Phosphorylation-dephosphorylation cycle of HP1α governs accurate mitotic progression

Heterochromatin protein 1 alpha (HP1 alpha), a bona fide factor of silent chromatin, is required for establishing as well as maintaining the higher-order chromatin structure in eukaryotes. HP1 alpha is decorated with several post-translational modifications, and many of these are critical for its cellular functions. HP1 alpha is heavily phosphorylated; however, its physiological relevance had remained to be completely understood. We have recently demonstrated that human HP1 alpha is a mitotic target for NDR kinase, and the phosphorylation at the hinge region of HP1 alpha at the G(2)/M phase of the cell cycle is crucial for mitotic progression and Sgo1 loading at mitotic centromeres (Chakraborty et al., 2014).

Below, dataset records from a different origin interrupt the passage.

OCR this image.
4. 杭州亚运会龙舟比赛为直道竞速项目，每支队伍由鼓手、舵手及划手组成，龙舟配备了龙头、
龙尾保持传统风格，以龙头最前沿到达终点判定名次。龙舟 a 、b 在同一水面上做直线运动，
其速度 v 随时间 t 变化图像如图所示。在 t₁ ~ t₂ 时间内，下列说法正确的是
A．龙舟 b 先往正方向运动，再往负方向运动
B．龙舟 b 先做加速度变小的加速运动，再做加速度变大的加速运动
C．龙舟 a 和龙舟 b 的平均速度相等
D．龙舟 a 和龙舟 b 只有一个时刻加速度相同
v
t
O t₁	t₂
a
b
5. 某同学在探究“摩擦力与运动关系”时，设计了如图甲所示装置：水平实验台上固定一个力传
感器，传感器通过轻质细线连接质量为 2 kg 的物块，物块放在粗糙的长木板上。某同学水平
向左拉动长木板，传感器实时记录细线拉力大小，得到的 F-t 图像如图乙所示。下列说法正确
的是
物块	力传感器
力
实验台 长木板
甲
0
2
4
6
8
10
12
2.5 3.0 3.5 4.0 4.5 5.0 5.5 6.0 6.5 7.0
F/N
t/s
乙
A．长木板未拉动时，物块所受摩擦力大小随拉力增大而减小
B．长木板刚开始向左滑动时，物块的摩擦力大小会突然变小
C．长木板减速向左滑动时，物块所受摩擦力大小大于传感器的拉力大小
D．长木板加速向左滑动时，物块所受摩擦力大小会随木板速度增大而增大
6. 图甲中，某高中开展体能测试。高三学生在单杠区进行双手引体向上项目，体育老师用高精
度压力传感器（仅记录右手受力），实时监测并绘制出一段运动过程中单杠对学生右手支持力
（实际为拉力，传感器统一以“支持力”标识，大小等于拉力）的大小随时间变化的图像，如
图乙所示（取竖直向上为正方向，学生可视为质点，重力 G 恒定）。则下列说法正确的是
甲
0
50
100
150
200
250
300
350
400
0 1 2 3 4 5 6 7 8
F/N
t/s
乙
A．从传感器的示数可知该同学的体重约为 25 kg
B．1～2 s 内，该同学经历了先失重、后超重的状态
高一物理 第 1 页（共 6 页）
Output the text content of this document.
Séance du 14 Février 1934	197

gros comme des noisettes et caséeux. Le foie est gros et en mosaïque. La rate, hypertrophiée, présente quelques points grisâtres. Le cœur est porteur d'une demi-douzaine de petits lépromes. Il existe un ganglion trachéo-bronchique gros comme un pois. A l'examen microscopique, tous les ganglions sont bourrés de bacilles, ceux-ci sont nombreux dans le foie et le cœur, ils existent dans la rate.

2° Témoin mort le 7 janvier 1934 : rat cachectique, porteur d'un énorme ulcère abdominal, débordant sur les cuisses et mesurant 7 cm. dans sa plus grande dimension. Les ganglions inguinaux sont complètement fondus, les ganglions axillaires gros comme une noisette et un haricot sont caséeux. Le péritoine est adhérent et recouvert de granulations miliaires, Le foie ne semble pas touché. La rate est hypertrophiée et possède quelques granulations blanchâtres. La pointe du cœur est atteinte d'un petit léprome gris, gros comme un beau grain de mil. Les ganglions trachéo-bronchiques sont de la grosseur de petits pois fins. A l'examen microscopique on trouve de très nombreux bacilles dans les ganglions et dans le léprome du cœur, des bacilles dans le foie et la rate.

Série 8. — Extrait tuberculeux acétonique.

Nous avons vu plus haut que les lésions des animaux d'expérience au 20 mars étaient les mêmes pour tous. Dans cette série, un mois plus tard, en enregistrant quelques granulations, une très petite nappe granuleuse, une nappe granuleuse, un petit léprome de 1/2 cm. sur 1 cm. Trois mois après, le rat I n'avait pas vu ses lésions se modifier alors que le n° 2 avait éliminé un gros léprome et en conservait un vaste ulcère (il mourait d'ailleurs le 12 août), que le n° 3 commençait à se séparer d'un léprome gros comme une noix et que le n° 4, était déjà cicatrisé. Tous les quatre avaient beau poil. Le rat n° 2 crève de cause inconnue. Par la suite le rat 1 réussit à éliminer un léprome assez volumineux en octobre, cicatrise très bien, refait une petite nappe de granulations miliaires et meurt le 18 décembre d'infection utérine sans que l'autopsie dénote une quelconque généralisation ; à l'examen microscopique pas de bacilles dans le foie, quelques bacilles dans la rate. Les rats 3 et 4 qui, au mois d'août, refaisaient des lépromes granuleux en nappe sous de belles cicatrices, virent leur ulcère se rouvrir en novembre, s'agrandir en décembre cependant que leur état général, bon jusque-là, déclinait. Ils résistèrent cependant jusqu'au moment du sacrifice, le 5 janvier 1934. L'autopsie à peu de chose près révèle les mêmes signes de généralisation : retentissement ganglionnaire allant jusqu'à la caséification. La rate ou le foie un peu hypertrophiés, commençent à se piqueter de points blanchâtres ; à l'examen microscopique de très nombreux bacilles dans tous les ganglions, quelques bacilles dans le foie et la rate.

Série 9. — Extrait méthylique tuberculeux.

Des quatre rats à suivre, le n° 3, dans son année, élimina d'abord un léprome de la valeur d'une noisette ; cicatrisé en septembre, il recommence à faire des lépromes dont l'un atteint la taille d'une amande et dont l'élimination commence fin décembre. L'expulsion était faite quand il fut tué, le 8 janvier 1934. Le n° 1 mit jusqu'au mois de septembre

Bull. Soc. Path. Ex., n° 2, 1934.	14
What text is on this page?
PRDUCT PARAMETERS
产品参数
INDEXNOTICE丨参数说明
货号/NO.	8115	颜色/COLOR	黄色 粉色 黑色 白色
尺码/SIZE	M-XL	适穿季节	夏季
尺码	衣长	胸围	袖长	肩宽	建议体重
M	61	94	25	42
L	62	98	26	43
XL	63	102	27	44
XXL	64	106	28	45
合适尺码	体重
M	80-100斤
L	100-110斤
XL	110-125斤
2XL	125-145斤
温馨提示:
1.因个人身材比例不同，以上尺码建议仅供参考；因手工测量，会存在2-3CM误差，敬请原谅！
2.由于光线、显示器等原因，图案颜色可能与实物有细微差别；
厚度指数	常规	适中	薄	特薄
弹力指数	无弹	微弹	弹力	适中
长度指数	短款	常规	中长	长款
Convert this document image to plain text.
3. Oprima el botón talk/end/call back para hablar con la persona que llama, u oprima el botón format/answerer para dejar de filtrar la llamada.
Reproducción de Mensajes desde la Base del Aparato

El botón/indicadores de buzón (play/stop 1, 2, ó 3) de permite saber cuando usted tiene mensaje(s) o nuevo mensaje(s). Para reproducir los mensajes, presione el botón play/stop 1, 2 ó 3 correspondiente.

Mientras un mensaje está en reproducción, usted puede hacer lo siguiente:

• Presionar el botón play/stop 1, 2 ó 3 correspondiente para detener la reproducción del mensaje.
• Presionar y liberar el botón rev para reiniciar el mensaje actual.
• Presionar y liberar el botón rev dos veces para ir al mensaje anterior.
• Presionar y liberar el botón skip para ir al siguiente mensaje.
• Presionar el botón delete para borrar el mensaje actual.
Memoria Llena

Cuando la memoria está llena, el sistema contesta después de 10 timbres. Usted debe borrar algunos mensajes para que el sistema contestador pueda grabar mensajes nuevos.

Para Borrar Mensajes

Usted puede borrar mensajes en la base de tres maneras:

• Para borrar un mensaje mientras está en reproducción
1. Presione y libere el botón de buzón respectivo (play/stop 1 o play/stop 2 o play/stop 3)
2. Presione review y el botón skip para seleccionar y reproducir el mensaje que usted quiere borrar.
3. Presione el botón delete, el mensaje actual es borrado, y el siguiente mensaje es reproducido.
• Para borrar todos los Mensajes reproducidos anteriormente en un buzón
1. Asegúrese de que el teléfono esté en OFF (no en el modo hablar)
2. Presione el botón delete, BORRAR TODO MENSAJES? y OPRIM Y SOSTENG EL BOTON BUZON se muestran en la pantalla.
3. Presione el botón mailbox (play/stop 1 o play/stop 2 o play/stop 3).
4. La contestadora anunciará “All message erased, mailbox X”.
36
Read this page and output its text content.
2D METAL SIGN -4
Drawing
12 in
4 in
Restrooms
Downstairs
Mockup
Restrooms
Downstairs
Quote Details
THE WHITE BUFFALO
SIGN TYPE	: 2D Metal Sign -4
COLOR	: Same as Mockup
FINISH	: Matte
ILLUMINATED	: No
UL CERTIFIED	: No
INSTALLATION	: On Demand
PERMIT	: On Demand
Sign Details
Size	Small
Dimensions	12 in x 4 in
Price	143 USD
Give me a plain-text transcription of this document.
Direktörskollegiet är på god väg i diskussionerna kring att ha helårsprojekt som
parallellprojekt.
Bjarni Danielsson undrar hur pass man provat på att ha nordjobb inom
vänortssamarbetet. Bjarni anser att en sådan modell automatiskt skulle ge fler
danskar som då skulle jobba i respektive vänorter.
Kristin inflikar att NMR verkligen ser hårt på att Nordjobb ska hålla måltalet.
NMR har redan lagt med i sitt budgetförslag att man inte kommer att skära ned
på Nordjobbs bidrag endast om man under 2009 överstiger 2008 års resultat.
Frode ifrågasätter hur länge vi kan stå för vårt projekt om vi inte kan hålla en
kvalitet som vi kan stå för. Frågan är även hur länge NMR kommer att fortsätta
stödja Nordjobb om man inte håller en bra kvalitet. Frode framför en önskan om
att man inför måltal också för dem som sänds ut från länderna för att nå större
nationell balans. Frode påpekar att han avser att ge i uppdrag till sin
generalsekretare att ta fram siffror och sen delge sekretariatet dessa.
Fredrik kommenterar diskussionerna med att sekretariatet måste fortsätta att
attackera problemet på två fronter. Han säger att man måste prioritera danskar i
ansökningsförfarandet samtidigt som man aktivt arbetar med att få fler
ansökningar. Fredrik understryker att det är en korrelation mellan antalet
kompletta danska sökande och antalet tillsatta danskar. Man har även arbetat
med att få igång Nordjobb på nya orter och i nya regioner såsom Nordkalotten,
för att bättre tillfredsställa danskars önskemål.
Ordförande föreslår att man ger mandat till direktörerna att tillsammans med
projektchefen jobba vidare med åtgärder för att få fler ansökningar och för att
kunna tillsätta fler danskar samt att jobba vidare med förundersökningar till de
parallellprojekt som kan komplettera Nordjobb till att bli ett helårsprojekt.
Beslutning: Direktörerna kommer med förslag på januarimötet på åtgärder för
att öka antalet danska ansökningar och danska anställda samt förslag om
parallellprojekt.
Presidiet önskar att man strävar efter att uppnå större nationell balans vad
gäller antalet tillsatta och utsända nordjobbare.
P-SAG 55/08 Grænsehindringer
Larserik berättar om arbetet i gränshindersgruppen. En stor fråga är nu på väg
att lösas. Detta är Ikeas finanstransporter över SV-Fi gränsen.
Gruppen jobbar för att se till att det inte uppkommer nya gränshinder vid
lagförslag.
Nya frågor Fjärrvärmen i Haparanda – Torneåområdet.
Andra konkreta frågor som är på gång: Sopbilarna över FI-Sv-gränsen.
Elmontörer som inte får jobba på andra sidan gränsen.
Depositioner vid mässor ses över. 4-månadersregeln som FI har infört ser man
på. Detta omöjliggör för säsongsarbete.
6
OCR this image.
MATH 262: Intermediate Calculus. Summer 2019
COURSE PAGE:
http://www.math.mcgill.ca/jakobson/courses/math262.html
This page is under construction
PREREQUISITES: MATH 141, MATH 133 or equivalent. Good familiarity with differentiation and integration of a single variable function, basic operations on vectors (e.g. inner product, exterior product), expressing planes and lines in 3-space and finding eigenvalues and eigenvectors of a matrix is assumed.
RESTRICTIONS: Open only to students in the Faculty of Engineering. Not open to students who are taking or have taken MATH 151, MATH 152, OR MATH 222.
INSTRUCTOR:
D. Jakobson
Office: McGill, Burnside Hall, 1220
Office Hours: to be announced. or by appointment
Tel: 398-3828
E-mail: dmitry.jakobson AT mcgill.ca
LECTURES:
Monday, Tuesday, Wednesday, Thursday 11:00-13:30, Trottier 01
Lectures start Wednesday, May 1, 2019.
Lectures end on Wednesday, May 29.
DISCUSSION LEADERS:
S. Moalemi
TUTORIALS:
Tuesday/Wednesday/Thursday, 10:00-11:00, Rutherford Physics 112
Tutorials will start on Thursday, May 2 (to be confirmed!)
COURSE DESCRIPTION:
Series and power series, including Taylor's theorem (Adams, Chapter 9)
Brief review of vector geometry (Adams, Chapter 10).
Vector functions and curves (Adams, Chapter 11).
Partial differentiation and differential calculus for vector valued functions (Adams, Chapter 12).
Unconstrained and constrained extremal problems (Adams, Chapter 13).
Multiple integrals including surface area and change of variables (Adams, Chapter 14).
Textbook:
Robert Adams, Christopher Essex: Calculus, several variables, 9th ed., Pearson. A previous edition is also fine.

We now demonstrate that the dephosphorylation of HP1 alpha within its hinge domain occurs during mitosis, specifically soon after prometaphase. In the absence of the hinge-specific HP1 alpha phosphorylation, either as a consequence of depleting NDR1 or in cells expressing a non-phosphorylatable HP1 alpha mutant, the cells arrest in prometaphase with several mitotic defects. In this study we show that NDR1-depleted cells expressing hinge-specific phosphomimetic HP1 alpha mutant rescues the prometaphase arrest but displays defects in mitotic exit, suggesting that the dephosphorylation of HP1 alpha is required for the completion of cytokinesis. Taken together, our results reveal that the phosphorylation-dephosphorylation cycle of HP1 alpha orchestrates accurate progression of cells through mitosis.